Его дыхание коснулось ее шеи.
— Эмили, если я что-то и понял за прошедшие десять лет, так это то, как мы, простые смертные, обманываемся красотой. Моя жена была просто необыкновенной красавицей, и когда я на ней женился, то наивно предполагал, что физическое совершенство проникает и в душу.
— Вы ошибаетесь во мне, сэр. Я не боюсь вашего лица. Я поняла ваш характер, ваше сердце и знаю, что все в вас я считаю самым прекрасным в мире.
— Ах, Эмили. Ты боишься, что я увижу тебя? Что я не способен на подобное благородство?
«Неужели это говорит тот чопорный и арктически ледяной герцог Эшленд? — изумилась Эмили. — Сдержанный и официальный Эшленд — куда он делся?»
Его губы коснулись ее затылка.
— В самом начале ты надевала эту повязку, поскольку я хотел остаться неизвестным. Позже, когда я узнал тебя, мне не хватало смелости попросить тебя снять ее. Мысль, что ты в ужасе отшатнешься от меня, была невыносима.
Эмили подняла руку, положила ее на ладонь Эшленда.
— Мгновение назад, Эмили, я сказал тебе, чего хочу. Но чего хочешь ты?
Она покачала головой. Горло перехватило, глаза жгло.
— Скажи. Будет ли это иметь какое-то значение, Эмили? Мое лицо?
Она снова покачала головой.
— А мое?
Вместо ответа Эшленд крепче взял ее за плечо левой рукой и поднял, придерживая, правую.
И повернул Эмили лицом к себе.
Ей хотелось зажмуриться, но она не могла так обидеть его, не могла обманывать. Лицо Эшленда возникло перед ней, изуродованное, знакомое, а взгляд голубого глаза был таким нежным и полным любви, что она чуть не разрыдалась.
Она стояла, дожидаясь его решения. Его лицо слегка расплывалось и казалось нечетким без очков. Что в его взгляде — узнавание? Разве может он не узнать в ее лице, в ее глазах Тобиаса Гримсби? Еще секунда, и этот всевидящий глаз распахнется, кожа на скулах натянется. Он отшатнется в ужасе, в отвращении.
Над ухом тикали часы. Сквозь сорочку проникало тепло руки Эшленда. Левая рука отпустила ее плечо, погладила щеку.
— Красавица, — произнес он и наклонился поцеловать.
Она поцеловала его в ответ.

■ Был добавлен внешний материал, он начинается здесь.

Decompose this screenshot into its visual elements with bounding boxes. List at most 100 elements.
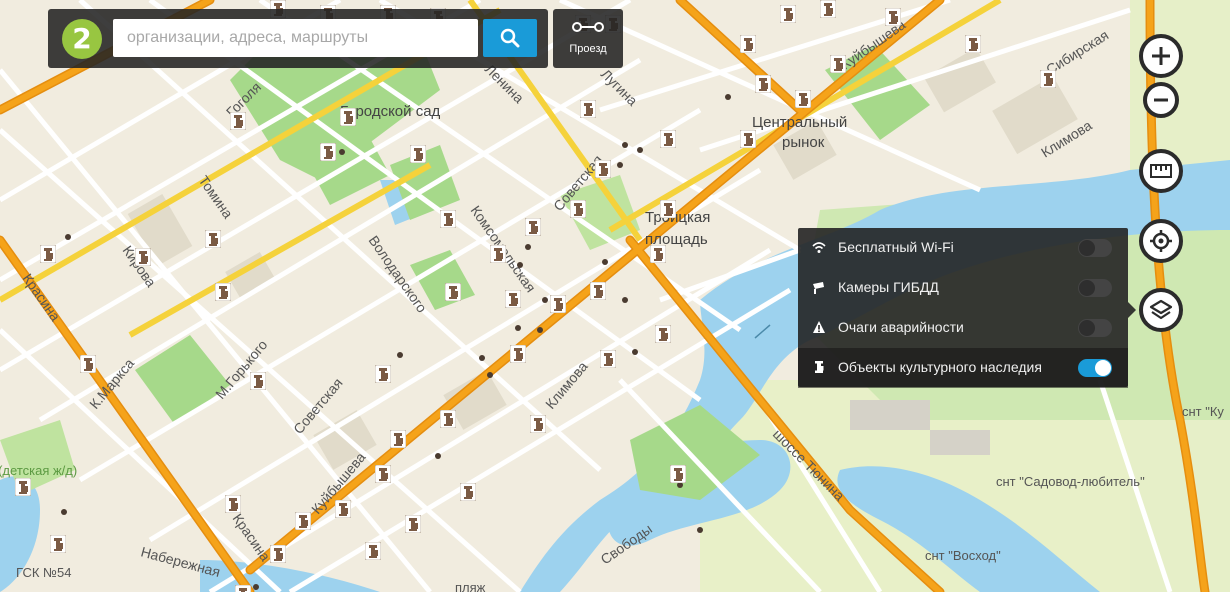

Трясущиеся руки обняли его. От облегчения закружилась голова. Стыдясь своей трусости, Эмили не сказала ничего, просто прильнула к нему.
— Эмили. — Он подхватил ее на руки и отнес к круглому столу в другом конце комнаты. Скинув на пол книгу, раздвинул ей ноги и запечатал рот глубоким, требовательным поцелуем, помогая жарким языком, поглаживая рукой бедра, живот и груди. — Сунь руку в мой карман, Эмили. В левый.
Голова кружилась от вожделения. Эмили сунула руку ему в карман и вытащила небольшой пакетик.
— Открой его. — Он нежно прикусил ей мочку уха.
Она открыла.
— Это не совсем то, чем мужчина пользуется в постели со своей женой, ты же понимаешь, но как прикажет моя леди.